= Phytosteroid =

Naturally occurring steroids that are found in plants

Digitoxin, a phytosteroid and cardiac glycoside found in digitalis.

Phytosteroids, also known as plant steroids, are naturally occurring steroids that are found in plants. Examples include digoxin, digitoxin, diosgenin, and guggulsterone, as well as phytosterols (Note: The relationship between phytosteroids and phytosterols is akin to the relationship between steroids and sterols: the latter is a subset of the former, specifically those with a hydroxyl group at the 3-position.) like β-sitosterol.

== Industrial use ==
Steroid pharmaceuticals that are identical or similar to human steroid hormones are very widely used in medicine. However, the four-ring structure of a steroid is quite expensive to replicate using direct synthetic methods.

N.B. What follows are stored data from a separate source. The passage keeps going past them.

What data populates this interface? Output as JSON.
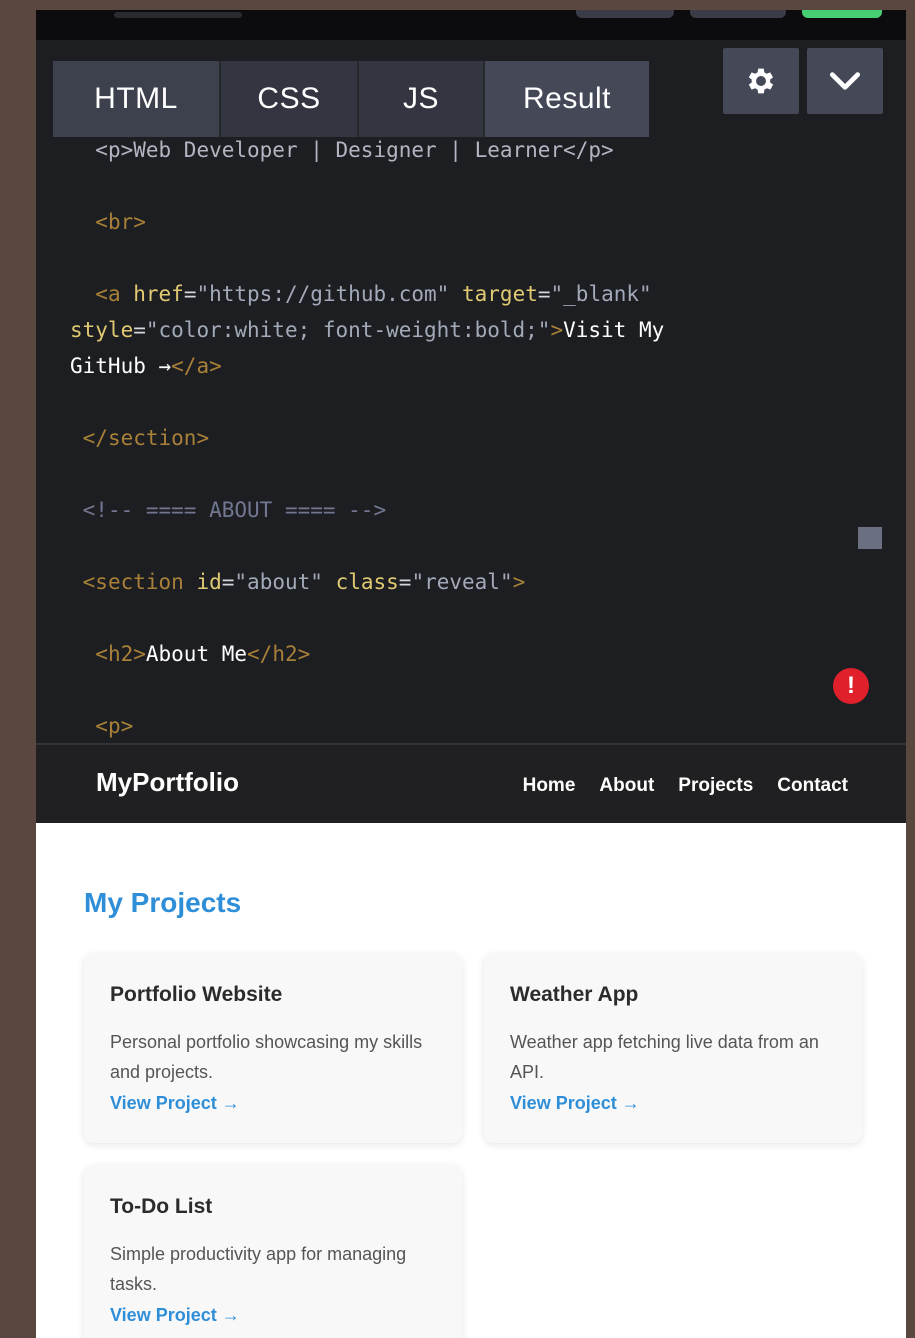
{
  "editor": {
    "tabs": [
      {
        "label": "HTML"
      },
      {
        "label": "CSS"
      },
      {
        "label": "JS"
      },
      {
        "label": "Result"
      }
    ],
    "settings_icon": "gear-icon",
    "collapse_icon": "chevron-down-icon",
    "error_badge": "!",
    "code": {
      "line1": "<p>Web Developer | Designer | Learner</p>",
      "line2_tag": "<br>",
      "line3a_open": "<a ",
      "line3a_attr1": "href",
      "line3a_val1": "\"https://github.com\"",
      "line3a_attr2": "target",
      "line3a_val2": "\"_blank\"",
      "line3b_attr3": "style",
      "line3b_val3": "\"color:white; font-weight:bold;\"",
      "line3b_close": ">",
      "line3b_text": "Visit My",
      "line3c_text": "GitHub →",
      "line3c_end": "</a>",
      "line4": "</section>",
      "line5": "<!-- ==== ABOUT ==== -->",
      "line6_open": "<section ",
      "line6_attr1": "id",
      "line6_val1": "\"about\"",
      "line6_attr2": "class",
      "line6_val2": "\"reveal\"",
      "line6_close": ">",
      "line7_open": "<h2>",
      "line7_text": "About Me",
      "line7_close": "</h2>",
      "line8": "<p>"
    }
  },
  "site": {
    "brand": "MyPortfolio",
    "nav": [
      "Home",
      "About",
      "Projects",
      "Contact"
    ],
    "section_title": "My Projects",
    "projects": [
      {
        "title": "Portfolio Website",
        "desc": "Personal portfolio showcasing my skills and projects.",
        "link": "View Project →"
      },
      {
        "title": "Weather App",
        "desc": "Weather app fetching live data from an API.",
        "link": "View Project →"
      },
      {
        "title": "To-Do List",
        "desc": "Simple productivity app for managing tasks.",
        "link": "View Project →"
      }
    ]
  },
  "colors": {
    "accent_blue": "#2f8ed8",
    "error_red": "#e0202a",
    "run_green": "#47cf73"
  }
}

In 1938–1940, American chemist Russell Earl Marker developed the process known as Marker degradation, which converts diosgenin from Mexican Dioscorea yams into 16-dehydropregnenolone acetate, which has a four-ring structure and can be used to synthesize commonly used steroid hormones. Marker's process reduced the price of progesterone from $80/gram in early 1944 to $2/gram in 1951.

Also in 1940, American chemist Percy Lavon Julian discovered a process to convert a much more abundant phytosteroid -- stigmasterol from soybean -- into progesterone. Stigmasterol is a byproduct of soybean oil refinement. His process was improved by Padmanabhan Sundararaman and Carl Djerassi in 1977, just as stocks of wild Mexican yam became depleted. Soy stigmasterol soon replaced yam diosgenin as the main starting material for hormone production globally.